The ACGME cap for a 1 resident 1 intern team is 14.
https://www.acgme.org/acgmeweb/Portals/0/PFAssets/2013-PR-FAQ-PIF/140_internal_medicine_07012013.pdf
See section I.A.2.h).(6).(e)
Also, the M3 students *are* the interns responsibility in addition to all members of the team being the seniors responsibility. M3's patients are carried with the intern and the intern should go over their patients with them. The senior is there for oversight/feedback of them both, and the attending is there for oversight of everyone.
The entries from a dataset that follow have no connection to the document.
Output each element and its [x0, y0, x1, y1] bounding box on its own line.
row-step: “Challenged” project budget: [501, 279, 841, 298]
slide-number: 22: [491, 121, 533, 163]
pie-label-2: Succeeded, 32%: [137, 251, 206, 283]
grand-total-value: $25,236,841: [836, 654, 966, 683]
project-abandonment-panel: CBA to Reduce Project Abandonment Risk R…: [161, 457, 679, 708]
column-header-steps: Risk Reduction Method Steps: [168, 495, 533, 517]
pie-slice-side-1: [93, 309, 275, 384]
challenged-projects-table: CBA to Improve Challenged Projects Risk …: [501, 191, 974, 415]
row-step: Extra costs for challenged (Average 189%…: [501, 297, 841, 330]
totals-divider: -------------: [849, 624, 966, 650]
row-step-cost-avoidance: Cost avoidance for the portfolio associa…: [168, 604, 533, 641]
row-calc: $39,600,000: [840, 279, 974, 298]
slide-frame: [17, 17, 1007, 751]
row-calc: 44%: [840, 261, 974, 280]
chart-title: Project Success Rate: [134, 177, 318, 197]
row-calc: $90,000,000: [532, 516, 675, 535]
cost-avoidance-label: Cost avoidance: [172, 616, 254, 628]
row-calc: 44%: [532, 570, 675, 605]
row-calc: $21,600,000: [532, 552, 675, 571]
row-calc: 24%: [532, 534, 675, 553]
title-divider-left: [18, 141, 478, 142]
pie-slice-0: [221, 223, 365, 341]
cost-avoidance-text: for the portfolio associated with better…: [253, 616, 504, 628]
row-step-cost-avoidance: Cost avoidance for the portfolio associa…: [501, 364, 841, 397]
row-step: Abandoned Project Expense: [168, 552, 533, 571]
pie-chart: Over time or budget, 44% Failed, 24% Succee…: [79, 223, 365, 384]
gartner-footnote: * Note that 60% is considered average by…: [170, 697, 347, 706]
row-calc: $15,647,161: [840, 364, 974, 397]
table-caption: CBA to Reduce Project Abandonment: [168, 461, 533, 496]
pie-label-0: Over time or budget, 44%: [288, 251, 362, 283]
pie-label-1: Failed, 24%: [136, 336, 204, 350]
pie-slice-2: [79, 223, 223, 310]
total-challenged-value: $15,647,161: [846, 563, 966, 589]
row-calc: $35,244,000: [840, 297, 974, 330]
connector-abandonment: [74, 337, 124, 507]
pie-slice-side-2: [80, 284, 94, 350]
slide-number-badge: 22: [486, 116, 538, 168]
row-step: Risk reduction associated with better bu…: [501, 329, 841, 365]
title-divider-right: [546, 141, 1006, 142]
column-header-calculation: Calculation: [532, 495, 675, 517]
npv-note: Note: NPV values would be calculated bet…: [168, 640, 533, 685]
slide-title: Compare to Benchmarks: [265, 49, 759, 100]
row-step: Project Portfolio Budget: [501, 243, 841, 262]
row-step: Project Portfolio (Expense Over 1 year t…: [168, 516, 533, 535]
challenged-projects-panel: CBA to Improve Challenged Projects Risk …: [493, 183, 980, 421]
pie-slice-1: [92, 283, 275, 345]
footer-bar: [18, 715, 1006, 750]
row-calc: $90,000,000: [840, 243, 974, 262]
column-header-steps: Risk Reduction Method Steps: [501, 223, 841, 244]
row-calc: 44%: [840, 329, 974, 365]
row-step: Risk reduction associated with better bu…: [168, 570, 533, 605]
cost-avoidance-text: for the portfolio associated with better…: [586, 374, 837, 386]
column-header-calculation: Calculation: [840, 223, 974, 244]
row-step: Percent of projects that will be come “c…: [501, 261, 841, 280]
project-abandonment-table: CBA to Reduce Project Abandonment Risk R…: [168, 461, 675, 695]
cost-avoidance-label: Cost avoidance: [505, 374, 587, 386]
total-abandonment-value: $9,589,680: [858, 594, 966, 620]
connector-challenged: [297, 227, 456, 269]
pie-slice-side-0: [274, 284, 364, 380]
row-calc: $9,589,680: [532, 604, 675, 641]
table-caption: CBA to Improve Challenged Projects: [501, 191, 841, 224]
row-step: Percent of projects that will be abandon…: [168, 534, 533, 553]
M4 students on an IM wards service on the otherhand should work directly with the senior resident and shouldn't be expected to run things through interns. They're "acting interns" after all.
Some of my coresidents are lazy and try to pawn off the M4s patients onto interns b/c they don't want to write notes anymore, but most of us know that's inappropriate. I write full progress notes for all the patients my M4s see.
sorry...but the 1 resident 1 intern cap is 14 per ACGME guidelines...
and 3rd years are the responsibility of the intern...teaching is part of the job as an intern as well as the resident...the sub i is the responsibility of the resident.
i think there is ore attending involvement with peds residents than with IM residents...or maybe generally kids are not that complex (meaning they don't have al the crazy comorbidities that adults do)...though frankly they scare me 🙂
And like any hospitalized cohort, you have your simple in-&-outs for one big thing and your super comorbid frequent flyers. I wonder tho if the ratio of simple to really sick is different so not having caps just lets the peds residents have a larger number of 1-issue kids in addition to the core gorked.